L'enfant "parfait" grâce à un embryon sur mesure. Voilà ce que promet le laboratoire américain GenePeeks depuis quelque temps. Ce dernier s'adresse aux futurs parents souhaitant savoir si leur enfant sera en bonne santé avant même d'être conçu. Comment ? Les chercheurs estiment le risque de maladies génétiques en se basant sur un fœtus digital élaboré grâce à un procédé appelé "The matchright technlogy". Concrètement, les ADN des deux géniteurs sont combinés à partir de salive et un algorithme évalue l'état de santé - théorique - de l'enfant à naître.

Ce procédé, breveté en janvier dernier et disponible fin avril se destine aux banques de sperme et aux cliniques de fertilité. "Lorsque vous êtes à la recherche d'un donneur, la santé de votre enfant est la chose la plus importante.

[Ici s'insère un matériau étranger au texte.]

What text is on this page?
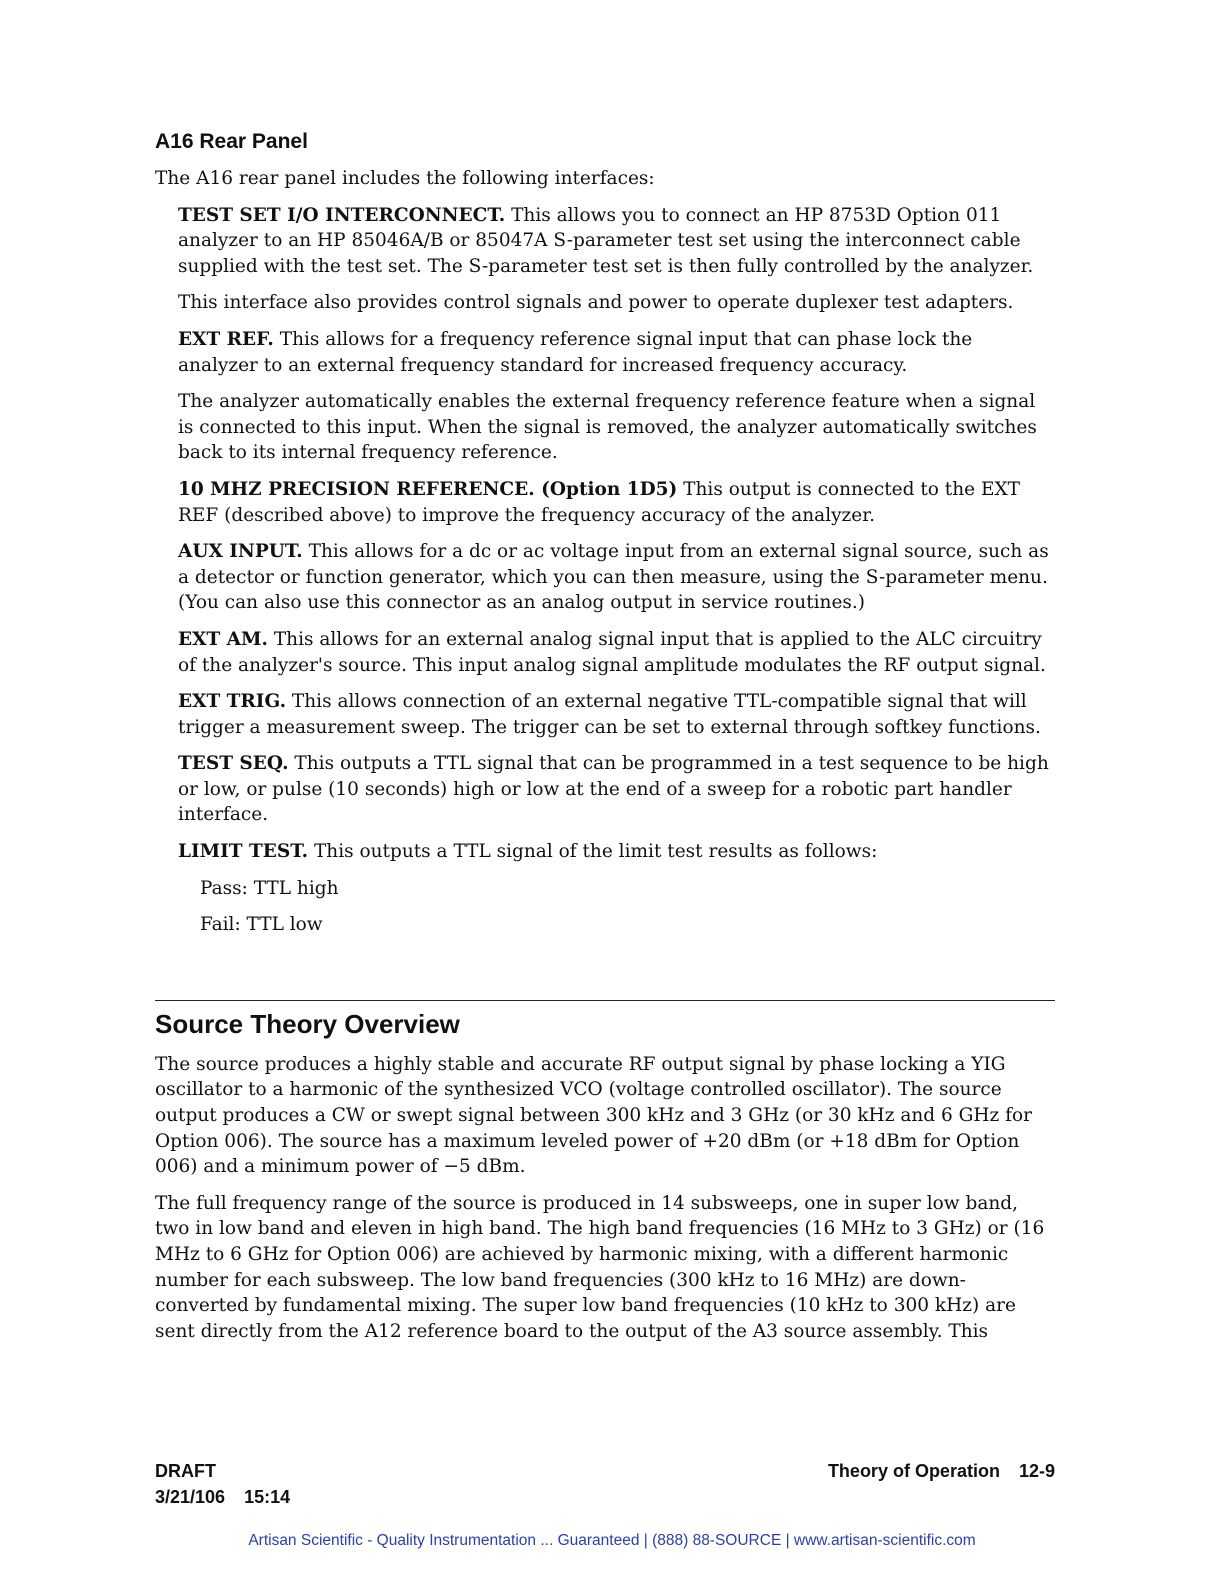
A16 Rear Panel

The A16 rear panel includes the following interfaces:

TEST SET I/O INTERCONNECT. This allows you to connect an HP 8753D Option 011 analyzer to an HP 85046A/B or 85047A S-parameter test set using the interconnect cable supplied with the test set. The S-parameter test set is then fully controlled by the analyzer.

This interface also provides control signals and power to operate duplexer test adapters.

EXT REF. This allows for a frequency reference signal input that can phase lock the analyzer to an external frequency standard for increased frequency accuracy.

The analyzer automatically enables the external frequency reference feature when a signal is connected to this input. When the signal is removed, the analyzer automatically switches back to its internal frequency reference.

10 MHZ PRECISION REFERENCE. (Option 1D5) This output is connected to the EXT REF (described above) to improve the frequency accuracy of the analyzer.

AUX INPUT. This allows for a dc or ac voltage input from an external signal source, such as a detector or function generator, which you can then measure, using the S-parameter menu. (You can also use this connector as an analog output in service routines.)

EXT AM. This allows for an external analog signal input that is applied to the ALC circuitry of the analyzer's source. This input analog signal amplitude modulates the RF output signal.

EXT TRIG. This allows connection of an external negative TTL-compatible signal that will trigger a measurement sweep. The trigger can be set to external through softkey functions.

TEST SEQ. This outputs a TTL signal that can be programmed in a test sequence to be high or low, or pulse (10 seconds) high or low at the end of a sweep for a robotic part handler interface.

LIMIT TEST. This outputs a TTL signal of the limit test results as follows:

Pass: TTL high

Fail: TTL low

Source Theory Overview

The source produces a highly stable and accurate RF output signal by phase locking a YIG oscillator to a harmonic of the synthesized VCO (voltage controlled oscillator). The source output produces a CW or swept signal between 300 kHz and 3 GHz (or 30 kHz and 6 GHz for Option 006). The source has a maximum leveled power of +20 dBm (or +18 dBm for Option 006) and a minimum power of −5 dBm.

The full frequency range of the source is produced in 14 subsweeps, one in super low band, two in low band and eleven in high band. The high band frequencies (16 MHz to 3 GHz) or (16 MHz to 6 GHz for Option 006) are achieved by harmonic mixing, with a different harmonic number for each subsweep. The low band frequencies (300 kHz to 16 MHz) are down-converted by fundamental mixing. The super low band frequencies (10 kHz to 300 kHz) are sent directly from the A12 reference board to the output of the A3 source assembly. This

DRAFT	Theory of Operation 12-9
3/21/106 15:14
Artisan Scientific - Quality Instrumentation ... Guaranteed | (888) 88-SOURCE | www.artisan-scientific.com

D'où le choix d'un donneur ayant des antécédents de santé solides. GenePeeks consulte les risques de maladies cachées à l'intérieur de l'ADN . Notre technologie prédit comment vous et les gènes d'un donneur interagissent pour voir si votre enfant est exposé à des maladies qui ne sont pas incluses dans le processus de sélection d'une banque de sperme", explique le laboratoire.

Jusqu'où s'arrête la sélection ?

Grâce à cette analyse, la société promet à la future mère un catalogue personnalisé de donateurs, afin qu'elle puisse faire un choix plus confiant. Ce service de simulation a néanmoins un coût important puisqu'il faut débourser pas moins de 1 500 euros pour y accéder. De plus, si ce dernier détecte plus de 500 maladies génétiques pour lesquelles les mutations sont bien connues comme la mucoviscidose, il ne peut pas encore détecter le risque d'anomalies chromosomiques qui se produisent pendant ou après la fécondation et qui entraîne des maladies comme la trisomie 21(le syndrome de Down).

Mais ce sont surtout des questions éthiques que se posent certains scientifiques : visualiser son bébé avant qu'il soit né est un scénario digne du roman 1984 de George Orwell, la frontière avec l'eugénisme semble mince... Pourquoi ne pas aller plus loin en proposant, outre un enfant exempt de toute maladie, un enfant conforme à ses souhaits physiques ? Il suffit pour cela de sélectionner les gènes adéquats. La société se défend d'une telle dérive en précisant sur son site Internet que les résultats précis ne sont pas divulgués : la réponse porte uniquement sur la viabilité du ou des donneurs.

"Nous sommes tous porteurs de mutations. Faut-il affoler les donneurs sans pouvoir leur expliquer les risques qui en découlent ? Certaines situations extrêmement angoissantes pour des individus chez qui on découvrirait une mutation potentiellement grave", explique au Figaro le Pr Louis Bujan, président de la Fédération des Cecos (Centres d'études et de conservation des œufs et du sperme). Malgré ces réticences, GenePeeks espère bientôt découvrir, les origines génétiques liées à d'autres maladies plus complexes (diabète, schizophrénie, autisme) et surtout développer son concept dans le monde entier.